Hawaii Judiciary officials say they need more state funding to replace outdated and unsecure Hawaii island court facilities as well as to keep a program that aims to help young children whose parents are suspected of abuse and neglect.
Whether they’ll get those dollars remains to be seen.
In his annual State of the Judiciary address Wednesday at the state Capitol, Hawaii Chief Justice Mark Recktenwald asked the Legislature for the remaining $55 million it needs to build a new, central Kona courthouse. He cited "severe security, logistical and operational problems" currently faced by the court in West Hawaii. The project has already received $35 million in state funds, he said.
Currently, the Circuit Court on Hawaii island uses three separate buildings, including a former hospital and a former farm-and-garden shop, for its Kona cases, Circuit Court Chief Judge Ronald Ibarra said after Recktenwald’s address.
Those buildings include a temporary cellblock that’s too small, sometimes touching off altercations among inmates, Ibarra said.
Additionally, prospective jurors need to wait outside in the same courtyard that sheriff’s officers walk across with the people they’ve taken into custody, Ibarra said. Those taken into custody further have to use the same restroom as the public, he added.
The Kona buildings, spread across an approximately 6-mile span, help to deal with more than 72,000 court cases (including traffic cases) annually on Hawaii island, according to 2012-2013 Judiciary figures — the most recent ones available. The distance between the buildings further makes security there difficult, Ibarra said.
The state will have to issue bonds to complete the project, Senate President Donna Mercado Kim (D, Kalihi-Moanalua-Halawa) said after Recktenwald’s remarks. Legislators would have to consider how much the state would pay in debt service for those bonds, she added.
"We’ve already started it, so at some point we’re going to finish it," Kim said. "It’s going to come, it’s just how we do it and what’s the timing of it."
The Judiciary hopes the new Kona courthouse will open in 2019.
Meanwhile, the grant money that has funded the Judiciary’s "Zero to Three" program — named for the age range of those it aims to help — is about to run out, Recktenwald said.

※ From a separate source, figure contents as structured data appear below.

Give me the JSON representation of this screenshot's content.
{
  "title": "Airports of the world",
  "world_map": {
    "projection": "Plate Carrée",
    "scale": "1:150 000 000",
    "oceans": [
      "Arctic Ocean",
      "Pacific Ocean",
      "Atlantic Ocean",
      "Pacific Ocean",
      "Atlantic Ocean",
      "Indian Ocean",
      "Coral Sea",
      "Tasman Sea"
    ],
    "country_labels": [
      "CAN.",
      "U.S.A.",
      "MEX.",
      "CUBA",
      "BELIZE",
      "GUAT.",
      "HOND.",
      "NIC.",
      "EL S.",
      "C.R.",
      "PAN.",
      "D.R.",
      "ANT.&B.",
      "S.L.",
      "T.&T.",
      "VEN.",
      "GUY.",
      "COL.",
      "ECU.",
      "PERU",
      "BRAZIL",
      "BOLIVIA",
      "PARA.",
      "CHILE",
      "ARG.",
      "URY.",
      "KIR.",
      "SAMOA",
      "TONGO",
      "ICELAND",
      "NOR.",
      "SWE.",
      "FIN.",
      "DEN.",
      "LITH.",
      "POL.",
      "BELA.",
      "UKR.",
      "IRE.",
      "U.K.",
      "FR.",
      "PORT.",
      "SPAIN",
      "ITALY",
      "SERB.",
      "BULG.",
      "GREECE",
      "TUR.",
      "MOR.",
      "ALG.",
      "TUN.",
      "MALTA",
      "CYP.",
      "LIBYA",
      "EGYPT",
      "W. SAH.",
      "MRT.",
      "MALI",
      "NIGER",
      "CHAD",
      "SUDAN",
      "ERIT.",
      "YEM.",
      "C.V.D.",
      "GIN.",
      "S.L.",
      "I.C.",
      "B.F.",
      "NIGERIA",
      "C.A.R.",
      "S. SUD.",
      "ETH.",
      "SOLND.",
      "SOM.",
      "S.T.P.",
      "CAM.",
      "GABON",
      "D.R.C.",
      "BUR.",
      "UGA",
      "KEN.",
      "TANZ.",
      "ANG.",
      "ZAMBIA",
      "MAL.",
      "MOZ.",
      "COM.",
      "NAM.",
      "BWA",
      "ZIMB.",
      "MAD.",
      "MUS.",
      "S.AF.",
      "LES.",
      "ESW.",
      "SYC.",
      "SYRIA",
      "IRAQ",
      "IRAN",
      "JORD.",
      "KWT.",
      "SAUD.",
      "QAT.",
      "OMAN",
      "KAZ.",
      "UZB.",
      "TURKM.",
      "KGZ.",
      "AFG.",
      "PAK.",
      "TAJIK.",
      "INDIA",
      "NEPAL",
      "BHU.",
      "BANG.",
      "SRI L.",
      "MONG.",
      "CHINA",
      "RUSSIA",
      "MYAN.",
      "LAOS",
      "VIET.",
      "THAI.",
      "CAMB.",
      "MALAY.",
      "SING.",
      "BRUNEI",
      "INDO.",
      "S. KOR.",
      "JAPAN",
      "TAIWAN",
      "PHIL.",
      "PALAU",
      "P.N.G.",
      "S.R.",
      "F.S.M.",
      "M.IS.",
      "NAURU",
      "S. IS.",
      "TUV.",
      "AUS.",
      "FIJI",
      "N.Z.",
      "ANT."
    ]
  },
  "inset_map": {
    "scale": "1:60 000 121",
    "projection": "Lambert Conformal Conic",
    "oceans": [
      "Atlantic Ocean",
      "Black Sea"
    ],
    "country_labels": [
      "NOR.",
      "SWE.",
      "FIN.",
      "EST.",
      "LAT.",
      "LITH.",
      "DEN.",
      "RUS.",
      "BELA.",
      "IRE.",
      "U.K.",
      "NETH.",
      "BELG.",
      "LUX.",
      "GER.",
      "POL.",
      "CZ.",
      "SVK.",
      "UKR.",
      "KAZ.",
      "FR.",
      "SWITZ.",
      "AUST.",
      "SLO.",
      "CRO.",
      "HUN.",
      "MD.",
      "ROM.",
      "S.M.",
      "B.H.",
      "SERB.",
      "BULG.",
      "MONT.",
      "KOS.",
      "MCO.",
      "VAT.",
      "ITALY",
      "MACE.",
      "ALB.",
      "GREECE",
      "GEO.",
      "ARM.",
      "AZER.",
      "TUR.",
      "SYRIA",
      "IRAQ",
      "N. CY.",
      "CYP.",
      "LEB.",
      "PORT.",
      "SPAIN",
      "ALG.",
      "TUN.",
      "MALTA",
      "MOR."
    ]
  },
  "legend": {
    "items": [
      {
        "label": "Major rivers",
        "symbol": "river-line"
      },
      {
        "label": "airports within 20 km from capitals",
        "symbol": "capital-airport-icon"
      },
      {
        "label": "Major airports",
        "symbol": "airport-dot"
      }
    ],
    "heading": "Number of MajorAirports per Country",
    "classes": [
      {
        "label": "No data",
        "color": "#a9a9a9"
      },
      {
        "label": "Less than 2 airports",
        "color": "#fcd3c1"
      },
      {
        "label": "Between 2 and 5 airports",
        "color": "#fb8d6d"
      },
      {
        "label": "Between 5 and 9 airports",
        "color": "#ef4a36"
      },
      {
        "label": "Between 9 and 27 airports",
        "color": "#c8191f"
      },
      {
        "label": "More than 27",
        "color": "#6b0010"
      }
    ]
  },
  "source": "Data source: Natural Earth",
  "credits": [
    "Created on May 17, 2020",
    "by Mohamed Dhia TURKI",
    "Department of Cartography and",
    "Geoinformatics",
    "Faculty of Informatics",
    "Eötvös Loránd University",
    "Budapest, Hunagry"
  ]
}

The program looks to help children who have parents suspected of abuse or known to have abused substances while pregnant. He asked that state lawmakers now fund the program permanently.
According to the Judiciary’s website, the Zero to Three program "provides monthly court hearings and case conferences for selected cases." The program "focuses on ensuring increased parent-child contacts, frequent monitoring of the child’s well-being, and linking families to the early intervention and early learning communities with the goal of achieving permanence for children in a safe and stable home on a timely basis."
With limited dollars, however, Kim told a reporter that the court’s priorities would have to be weighed against the myriad other requests that they’re getting. "The university is asking for a lot of money. There’s a number of issues out there for affordable housing, and the hospitals and now from the courts," Kim said. "We’re going to have to balance all of those and see how much money we have."